The phytochemicals identified from all the studied parts of sweet basil were analyzed using LC-10 ADvp pump, SIL–10A Dvpauto-sampler HPLC series (Shimadzu, Kyoto, Japan), and CTO-10 Avp column oven, equipped with a Agilent Eclipse XDB-C18 (250 × 4.60 mm, 5 μm) column. The instrument was operated at 30 ℃, and the flow rate was 0.8 mL min−1 and the injection volume was 20 μL. A mobile phase consisting of methanol and acetic acid (3%, v/v) in water were used.

Data Analysis

The obtained data were statistically analyzed using SPSS Software 19. The experiment was repeated in triplicate, and the results expressed as mean ± standard deviation (SD) values. One-way analysis of variance (ANOVA) and Duncan’s multiple-range test (DMRT) was used to compare the means of different treatments. Bars showing the same letter(s) are not significantly different (P ≤ 0.05).

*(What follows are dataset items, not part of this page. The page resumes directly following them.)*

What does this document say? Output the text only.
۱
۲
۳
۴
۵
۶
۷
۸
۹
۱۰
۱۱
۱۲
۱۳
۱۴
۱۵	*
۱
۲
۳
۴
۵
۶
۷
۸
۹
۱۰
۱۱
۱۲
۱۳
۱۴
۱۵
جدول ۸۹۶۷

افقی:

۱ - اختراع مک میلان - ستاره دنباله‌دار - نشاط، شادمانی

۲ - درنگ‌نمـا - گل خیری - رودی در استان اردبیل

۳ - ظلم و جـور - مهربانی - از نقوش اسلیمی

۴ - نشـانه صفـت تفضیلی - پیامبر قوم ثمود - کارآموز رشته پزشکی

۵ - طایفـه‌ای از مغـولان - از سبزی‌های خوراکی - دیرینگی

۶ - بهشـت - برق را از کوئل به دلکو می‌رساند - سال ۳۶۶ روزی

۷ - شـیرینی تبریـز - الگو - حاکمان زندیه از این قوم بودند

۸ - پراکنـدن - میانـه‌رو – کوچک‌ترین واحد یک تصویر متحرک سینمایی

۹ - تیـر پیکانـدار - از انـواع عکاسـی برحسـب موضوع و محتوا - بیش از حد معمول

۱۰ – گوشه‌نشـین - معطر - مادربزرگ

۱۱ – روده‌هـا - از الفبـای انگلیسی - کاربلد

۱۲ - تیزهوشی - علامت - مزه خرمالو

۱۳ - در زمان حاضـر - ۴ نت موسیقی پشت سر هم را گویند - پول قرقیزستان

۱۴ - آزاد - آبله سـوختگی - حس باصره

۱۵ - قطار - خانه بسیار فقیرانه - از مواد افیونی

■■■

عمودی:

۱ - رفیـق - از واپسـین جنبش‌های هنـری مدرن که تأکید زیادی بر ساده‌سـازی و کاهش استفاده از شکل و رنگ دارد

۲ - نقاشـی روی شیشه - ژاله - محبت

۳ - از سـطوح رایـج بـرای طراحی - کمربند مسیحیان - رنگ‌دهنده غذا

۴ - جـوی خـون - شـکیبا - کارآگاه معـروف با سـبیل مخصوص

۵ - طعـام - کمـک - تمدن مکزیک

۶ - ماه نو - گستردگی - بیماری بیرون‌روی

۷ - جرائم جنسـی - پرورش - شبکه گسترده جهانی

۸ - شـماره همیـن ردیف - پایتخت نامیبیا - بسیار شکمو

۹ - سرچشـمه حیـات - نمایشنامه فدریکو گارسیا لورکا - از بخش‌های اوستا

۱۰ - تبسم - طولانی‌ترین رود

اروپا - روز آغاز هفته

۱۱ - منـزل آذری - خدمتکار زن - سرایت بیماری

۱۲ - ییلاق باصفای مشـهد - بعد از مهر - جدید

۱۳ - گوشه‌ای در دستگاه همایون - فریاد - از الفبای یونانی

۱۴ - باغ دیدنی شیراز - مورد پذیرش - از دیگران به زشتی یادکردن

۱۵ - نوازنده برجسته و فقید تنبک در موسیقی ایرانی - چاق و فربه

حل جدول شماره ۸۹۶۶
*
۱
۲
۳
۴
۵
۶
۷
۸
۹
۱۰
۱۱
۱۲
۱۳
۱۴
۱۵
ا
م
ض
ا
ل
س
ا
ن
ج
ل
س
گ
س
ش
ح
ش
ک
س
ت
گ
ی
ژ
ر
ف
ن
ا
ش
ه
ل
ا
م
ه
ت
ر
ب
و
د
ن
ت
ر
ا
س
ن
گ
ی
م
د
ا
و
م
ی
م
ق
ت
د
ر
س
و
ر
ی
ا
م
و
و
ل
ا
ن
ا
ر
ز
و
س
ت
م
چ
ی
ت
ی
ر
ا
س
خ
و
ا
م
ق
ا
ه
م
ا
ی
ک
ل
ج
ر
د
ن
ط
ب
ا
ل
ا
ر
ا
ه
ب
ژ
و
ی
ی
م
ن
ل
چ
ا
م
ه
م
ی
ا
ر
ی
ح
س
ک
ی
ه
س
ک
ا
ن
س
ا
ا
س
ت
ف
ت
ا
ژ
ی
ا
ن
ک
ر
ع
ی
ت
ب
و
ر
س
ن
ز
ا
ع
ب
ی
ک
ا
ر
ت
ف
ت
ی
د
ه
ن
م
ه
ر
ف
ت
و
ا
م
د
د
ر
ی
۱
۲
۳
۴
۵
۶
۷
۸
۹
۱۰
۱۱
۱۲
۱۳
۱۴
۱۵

Characterization of BIO-NPs

Optical, structural, and morphological characteristics of green synthesized BIO-NPs were analyzed by UV–Vis, XRD, SEM, and EDS, respectively. The yellowish color of extract prepared from thyme leaves and iron solution mixture changing to reddish/dark brown shows that Fe2+ ions reduced to BIO-NPs via biological materials. A strong and broad absorption peak centered in the ~400 nm range (Fig. 1a), defined as the characteristic peak of Fe NPs, results from the absorption and scattering of light by Fe3O4-NPs (Kejík et al. 2021). In addition, the presence of a single peak in the spectrum is also an indicator of the uniformed BIO-NPs. The crystal structure of BIO-NPs obtained with thyme extract was confirmed by XRD results (Fig. 1b). The reflection numbers of (2 2 0), (3 1 1), (2 1 0), (4 0 0), (4 2 2), (5 1 1), and (4 4 0), which correspond to 29.21°, 35.17°, 38.21°, 41.23°, 52.14°, 56.60°, and 62.31° of 2θ values, respectively, defined the peaks of Bragg reflections in the XRD pattern. These matched the magnetite XRD pattern, which describes the crystal structure of the synthesized BIO-NPs. The reflections of the observed peaks explain the crystallization of nanoparticles, and the spinel cubic structure of the formed BIO-NPs (Endla 2022).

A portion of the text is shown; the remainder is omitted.